Phylogenetic clustering, SNP (single nucleotide polymorphism) markers, and lineages of Mycobacterium bovis. Maximum likelihood phylogenetic tree based on SNPs of 1,201 Mycobacterium bovis genomes (reduced dataset), using Mycobacterium caprae and Mycobacterium orygis as outgroup. Deletions and SNP correspond to the clonal complex markers European 1 (Eu1), European 2 (Eu2) and African 1 (Af1), indicated by triangles. Seven M. bovis clusters (2 through 8) were identified using TreeCluster (Balaban et al., 2019) and they are indicated by colored tips. Cluster 1 corresponds to the outgroup composed of M. orygis and M. caprae genomes. Cluster 1 was reported by TreeCluster as being two separated clusters (one for M. orygis and one for M. caprae genomes). In this figure we colored these clusters as one to facilitate visualization and understanding. Clusters 2–8 correspond to M. bovis genomes. Vertical bars indicate the number of unique SNPs in each cluster. Sixty-eight unique SNPs were also found among M. bovis genomes of the Eu2 clonal complex.
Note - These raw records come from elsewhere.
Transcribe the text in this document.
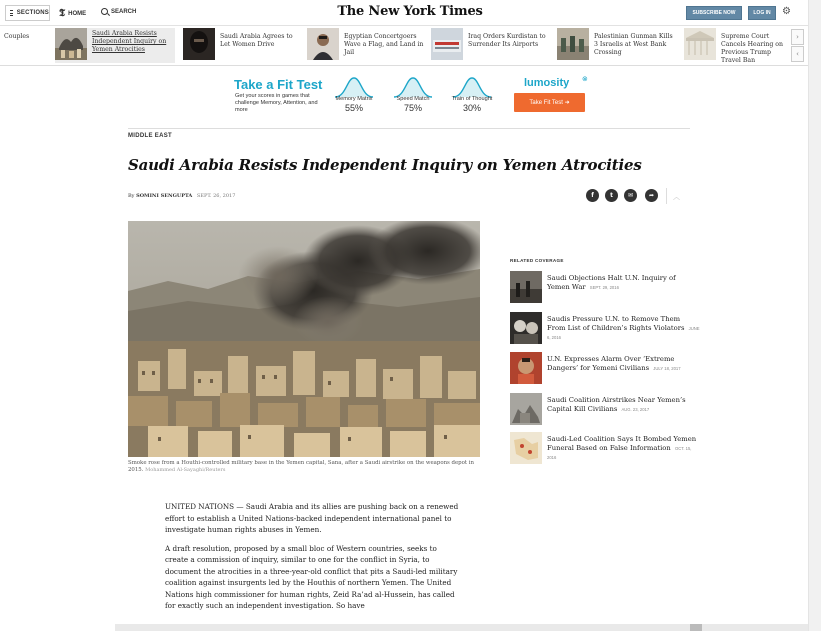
SECTIONS 𝕿 HOME	SEARCH	The New York Times	SUBSCRIBE NOW	LOG IN	⚙
Couples	Saudi Arabia Resists Independent Inquiry on Yemen Atrocities
Saudi Arabia Agrees to Let Women Drive
Egyptian Concertgoers Wave a Flag, and Land in Jail
Iraq Orders Kurdistan to Surrender Its Airports
Palestinian Gunman Kills 3 Israelis at West Bank Crossing
Supreme Court Cancels Hearing on Previous Trump Travel Ban
›
‹
Take a Fit Test
Get your scores in games that challenge Memory, Attention, and more
Memory Matrix
55%
Speed Match
75%
Train of Thought
30%
lumosity ⊗
Take Fit Test ➜
MIDDLE EAST
Saudi Arabia Resists Independent Inquiry on Yemen Atrocities
By SOMINI SENGUPTA SEPT. 26, 2017	f	t	✉	➦	︿
Smoke rose from a Houthi-controlled military base in the Yemen capital, Sana, after a Saudi airstrike on the weapons depot in 2015. Mohammed Al-Sayaghi/Reuters

UNITED NATIONS — Saudi Arabia and its allies are pushing back on a renewed effort to establish a United Nations-backed independent international panel to investigate human rights abuses in Yemen.

A draft resolution, proposed by a small bloc of Western countries, seeks to create a commission of inquiry, similar to one for the conflict in Syria, to document the atrocities in a three-year-old conflict that pits a Saudi-led military coalition against insurgents led by the Houthis of northern Yemen. The United Nations high commissioner for human rights, Zeid Ra’ad al-Hussein, has called for exactly such an independent investigation. So have

RELATED COVERAGE
Saudi Objections Halt U.N. Inquiry of Yemen War SEPT. 29, 2016
Saudis Pressure U.N. to Remove Them From List of Children’s Rights Violators JUNE 6, 2016
U.N. Expresses Alarm Over ‘Extreme Dangers’ for Yemeni Civilians JULY 18, 2017
Saudi Coalition Airstrikes Near Yemen’s Capital Kill Civilians AUG. 23, 2017
Saudi-Led Coalition Says It Bombed Yemen Funeral Based on False Information OCT. 15, 2016
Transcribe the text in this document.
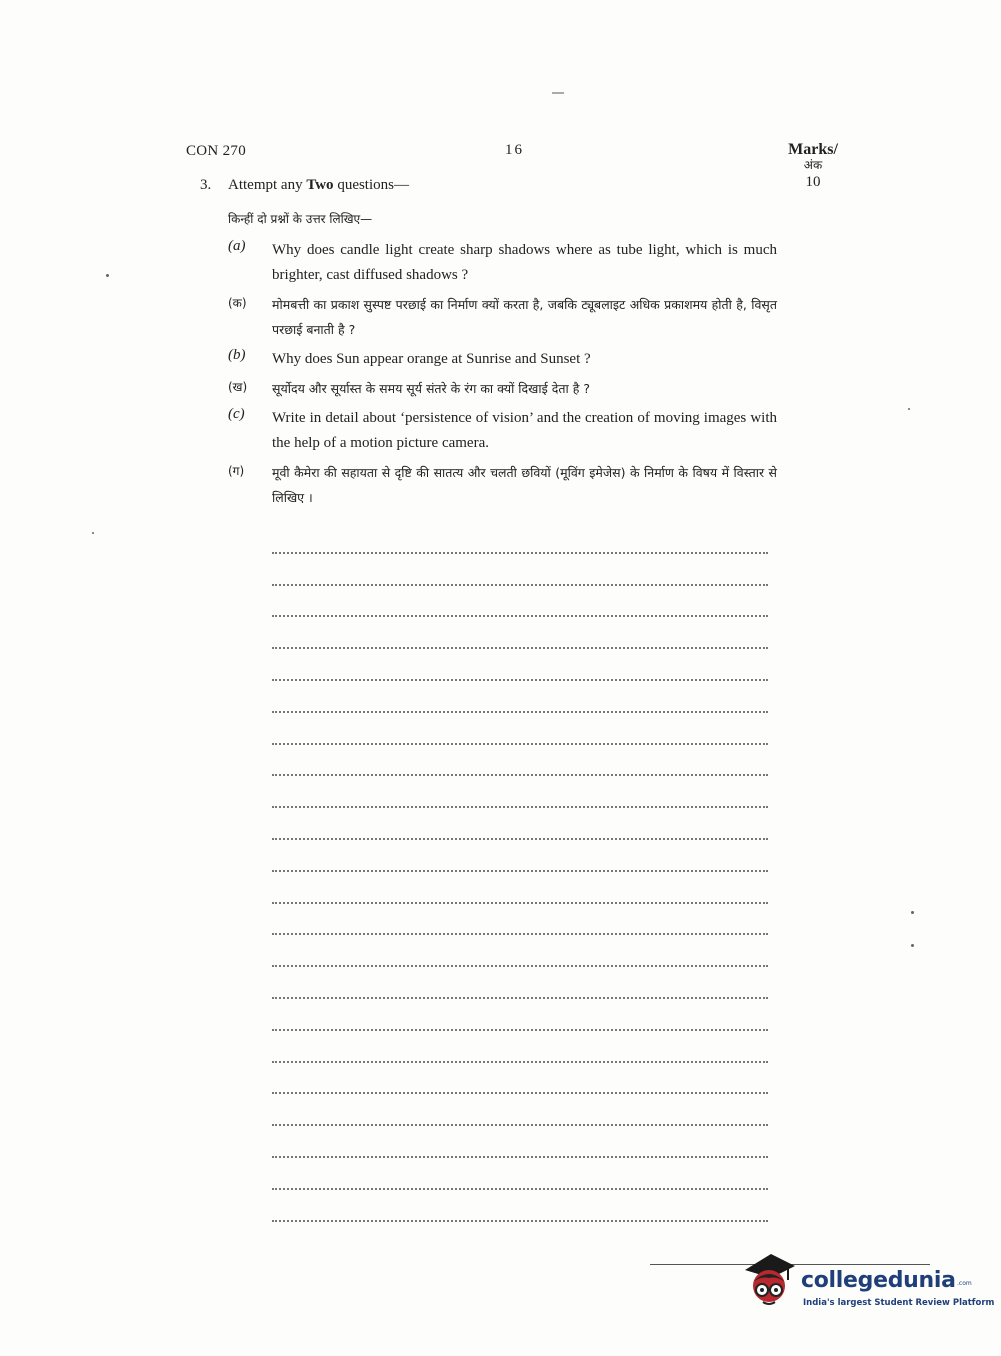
CON 270	16	Marks/
अंक
10
3. Attempt any Two questions—
किन्हीं दो प्रश्नों के उत्तर लिखिए—
(a) Why does candle light create sharp shadows where as tube light, which is much brighter, cast diffused shadows ?
(क) मोमबत्ती का प्रकाश सुस्पष्ट परछाई का निर्माण क्यों करता है, जबकि ट्यूबलाइट अधिक प्रकाशमय होती है, विसृत परछाई बनाती है ?
(b) Why does Sun appear orange at Sunrise and Sunset ?
(ख) सूर्योदय और सूर्यास्त के समय सूर्य संतरे के रंग का क्यों दिखाई देता है ?
(c) Write in detail about ‘persistence of vision’ and the creation of moving images with the help of a motion picture camera.
(ग) मूवी कैमेरा की सहायता से दृष्टि की सातत्य और चलती छवियों (मूविंग इमेजेस) के निर्माण के विषय में विस्तार से लिखिए ।
collegedunia .com
India's largest Student Review Platform
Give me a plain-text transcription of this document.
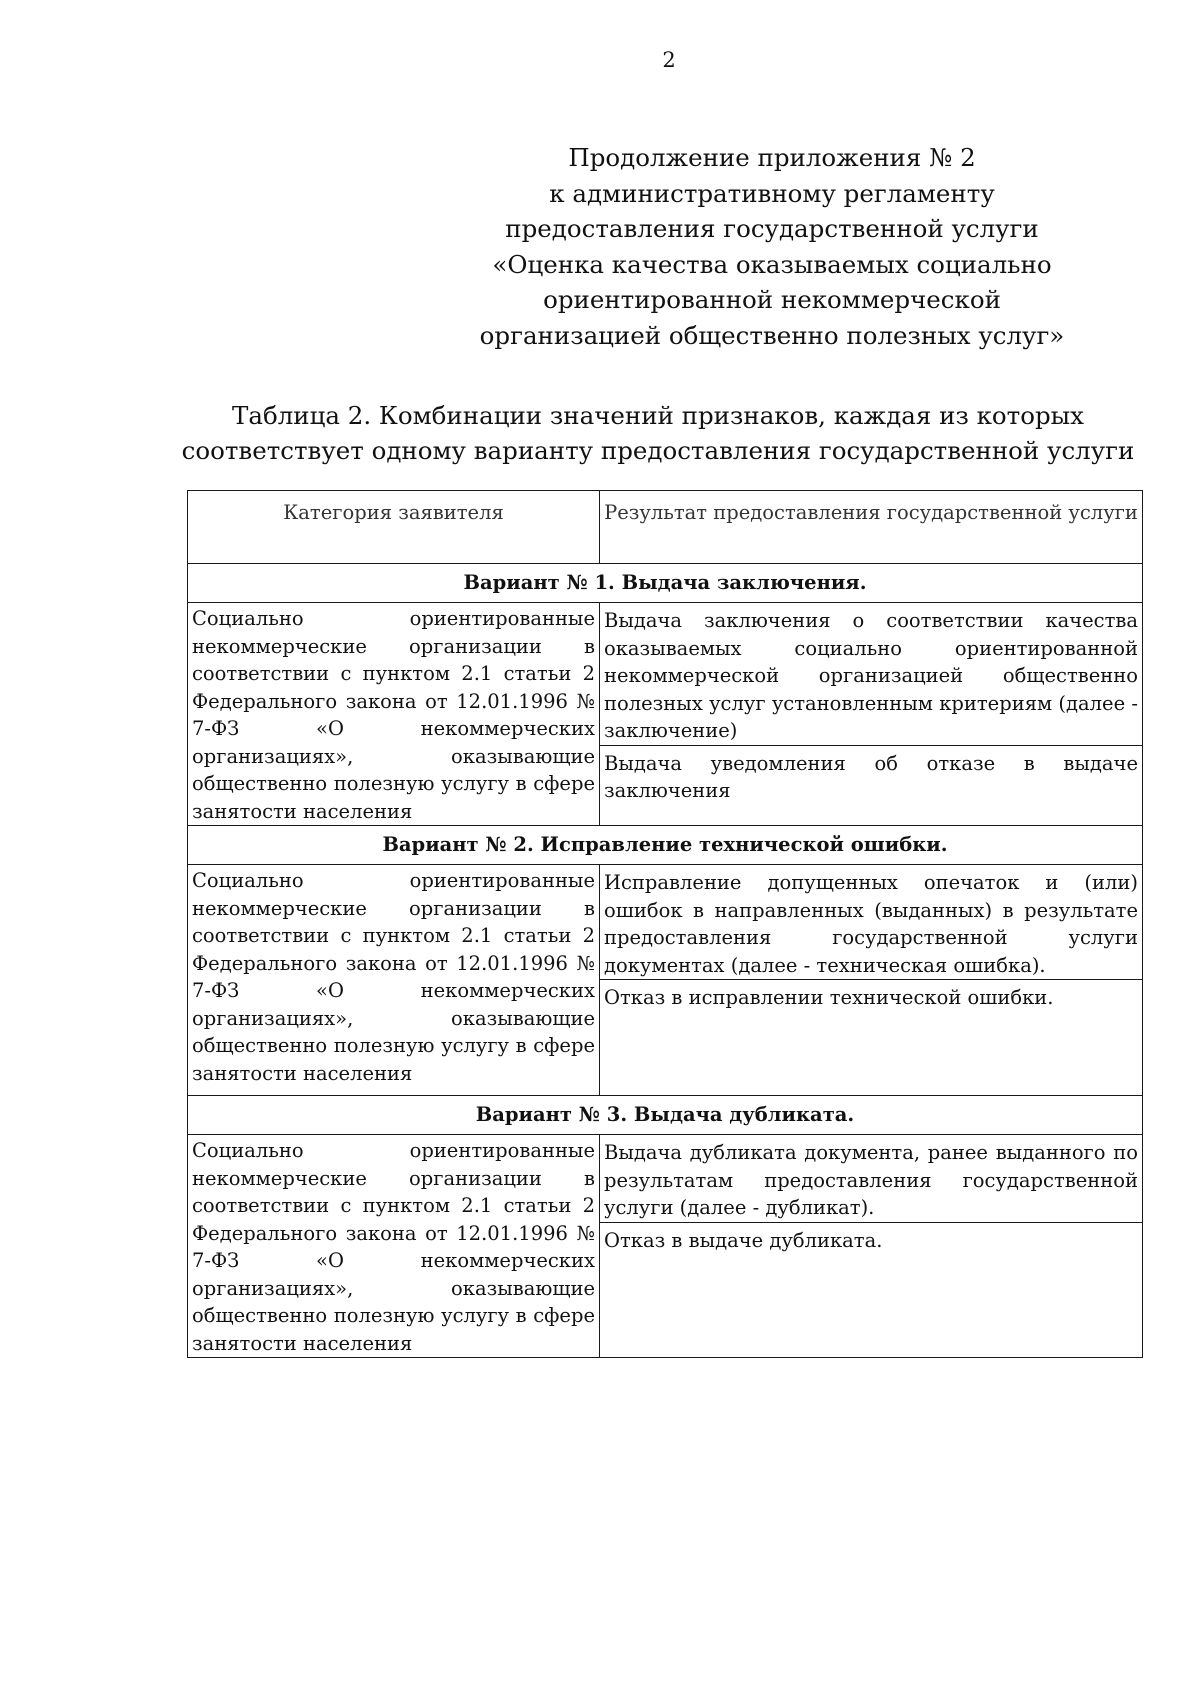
2
Продолжение приложения № 2
к административному регламенту
предоставления государственной услуги
«Оценка качества оказываемых социально
ориентированной некоммерческой
организацией общественно полезных услуг»
Таблица 2. Комбинации значений признаков, каждая из которых
соответствует одному варианту предоставления государственной услуги
Категория заявителя	Результат предоставления государственной услуги
Вариант № 1. Выдача заключения.	
Социально ориентированные некоммерческие организации в соответствии с пунктом 2.1 статьи 2 Федерального закона от 12.01.1996 № 7-ФЗ «О некоммерческих организациях», оказывающие общественно полезную услугу в сфере занятости населения	Выдача заключения о соответствии качества оказываемых социально ориентированной некоммерческой организацией общественно полезных услуг установленным критериям (далее - заключение)
	Выдача уведомления об отказе в выдаче заключения
Вариант № 2. Исправление технической ошибки.	
Социально ориентированные некоммерческие организации в соответствии с пунктом 2.1 статьи 2 Федерального закона от 12.01.1996 № 7-ФЗ «О некоммерческих организациях», оказывающие общественно полезную услугу в сфере занятости населения	Исправление допущенных опечаток и (или) ошибок в направленных (выданных) в результате предоставления государственной услуги документах (далее - техническая ошибка).
	Отказ в исправлении технической ошибки.
Вариант № 3. Выдача дубликата.	
Социально ориентированные некоммерческие организации в соответствии с пунктом 2.1 статьи 2 Федерального закона от 12.01.1996 № 7-ФЗ «О некоммерческих организациях», оказывающие общественно полезную услугу в сфере занятости населения	Выдача дубликата документа, ранее выданного по результатам предоставления государственной услуги (далее - дубликат).
	Отказ в выдаче дубликата.
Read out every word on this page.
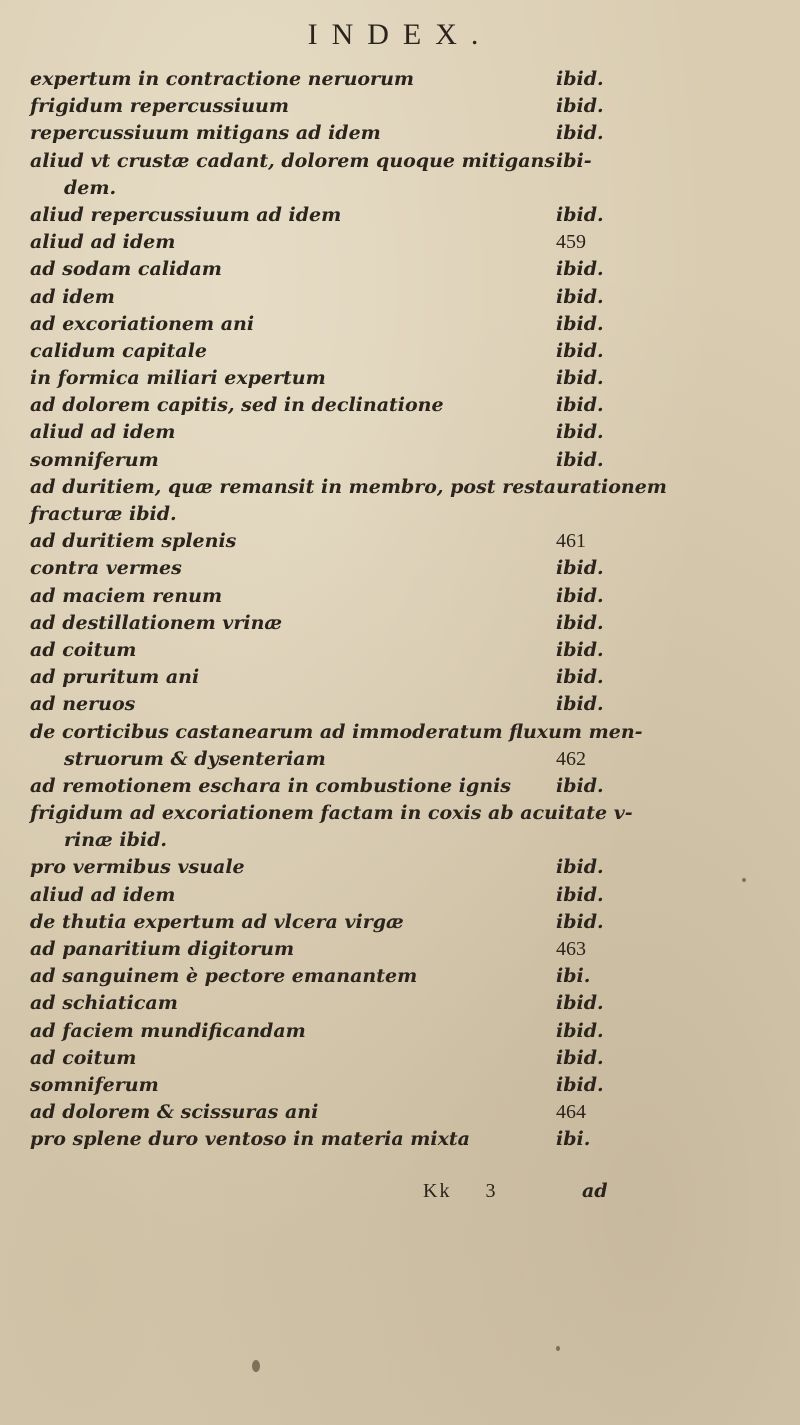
INDEX.
expertum in contractione neruorum
frigidum repercussiuum
repercussiuum mitigans ad idem
aliud vt crustæ cadant, dolorem quoque mitigans
dem.
aliud repercussiuum ad idem
aliud ad idem
ad sodam calidam
ad idem
ad excoriationem ani
calidum capitale
in formica miliari expertum
ad dolorem capitis, sed in declinatione
aliud ad idem
somniferum
ad duritiem, quæ remansit in membro, post restaurationem
fracturæ ibid.
ad duritiem splenis
contra vermes
ad maciem renum
ad destillationem vrinæ
ad coitum
ad pruritum ani
ad neruos
de corticibus castanearum ad immoderatum fluxum men-
struorum & dysenteriam
ad remotionem eschara in combustione ignis
frigidum ad excoriationem factam in coxis ab acuitate v-
rinæ ibid.
pro vermibus vsuale
aliud ad idem
de thutia expertum ad vlcera virgæ
ad panaritium digitorum
ad sanguinem è pectore emanantem
ad schiaticam
ad faciem mundificandam
ad coitum
somniferum
ad dolorem & scissuras ani
pro splene duro ventoso in materia mixta
ibid.
ibid.
ibid.
ibi-
ibid.
459
ibid.
ibid.
ibid.
ibid.
ibid.
ibid.
ibid.
ibid.
461
ibid.
ibid.
ibid.
ibid.
ibid.
ibid.
462
ibid.
ibid.
ibid.
ibid.
463
ibi.
ibid.
ibid.
ibid.
ibid.
464
ibi.
Kk 3	ad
The cluster “unknown 3” shares 33 SNPs with clusters 2, 3, 4, 5, and 6. Branch lengths of outgroups were reduced to improve visualization of the figure. Subtree is depicted separately to improve its visualization. Phylogenetic tree was generated using IQ-Tree with 1,000 bootstrap replicas and annotated using Iroki (Moore et al., 2019) and Adobe Illustrator. Bootstrap replicas of discussed nodes are all ≥90% and can be visualized in Supplementary Figure S2. Bar shows substitutions per nucleotide.

FIGURE 4

Principal component analysis (PCA) of Mycobacterium bovis lineages according to the reduced dataset (n = 1,201). The PCA graphs were constructed using the SNP (single nucleotide polymorphism) matrix of the 1,201 Mycobacterium bovis genomes. (A) PCA colored according to the proposed M. bovis lineages (Lb1, Lb2, Lb3, and Lb4) and unknown clusters (unknown 1, 2, and 3). (B) PCA colored according to the proposed lineages Lb1, Lb2, and Lb3, unknown clusters (unknown 1, 2, and 3) and clusters of M. bovis genomes emerging from nodes G, H, and I of Lb4 as depicted in the phylogenetic tree in Figure 2. The four inferred M. bovis lineages and unknown clusters are shown in purple – Lb1; green – Lb2; pink – Lb3; blue – Lb4; red – cluster unknown 1 (Malawi); gray – cluster unknown 2; black – cluster unknown 3. PCA analysis in 3 dimensions is shown in Supplementary Figure S5. PCA analyses using full dataset (n = 1,969) are shown in Supplementary Figures S6, S7.

FIGURE 5

Dating estimates and molecular rates of evolution. Box-Plots showing (A) 95% highest posterior densities (95% HPDs) of origin and divergence times of Mycobacterium bovis, for each of the three models with relatively better fit (see text for details); and (B) 95% HPDs of the mean rate of evolution across Markov Chain Monte Carlo MCMC generations (parameter ‘meanRate’ in BEAST). s/s/b/y: substitution/site/branch/year.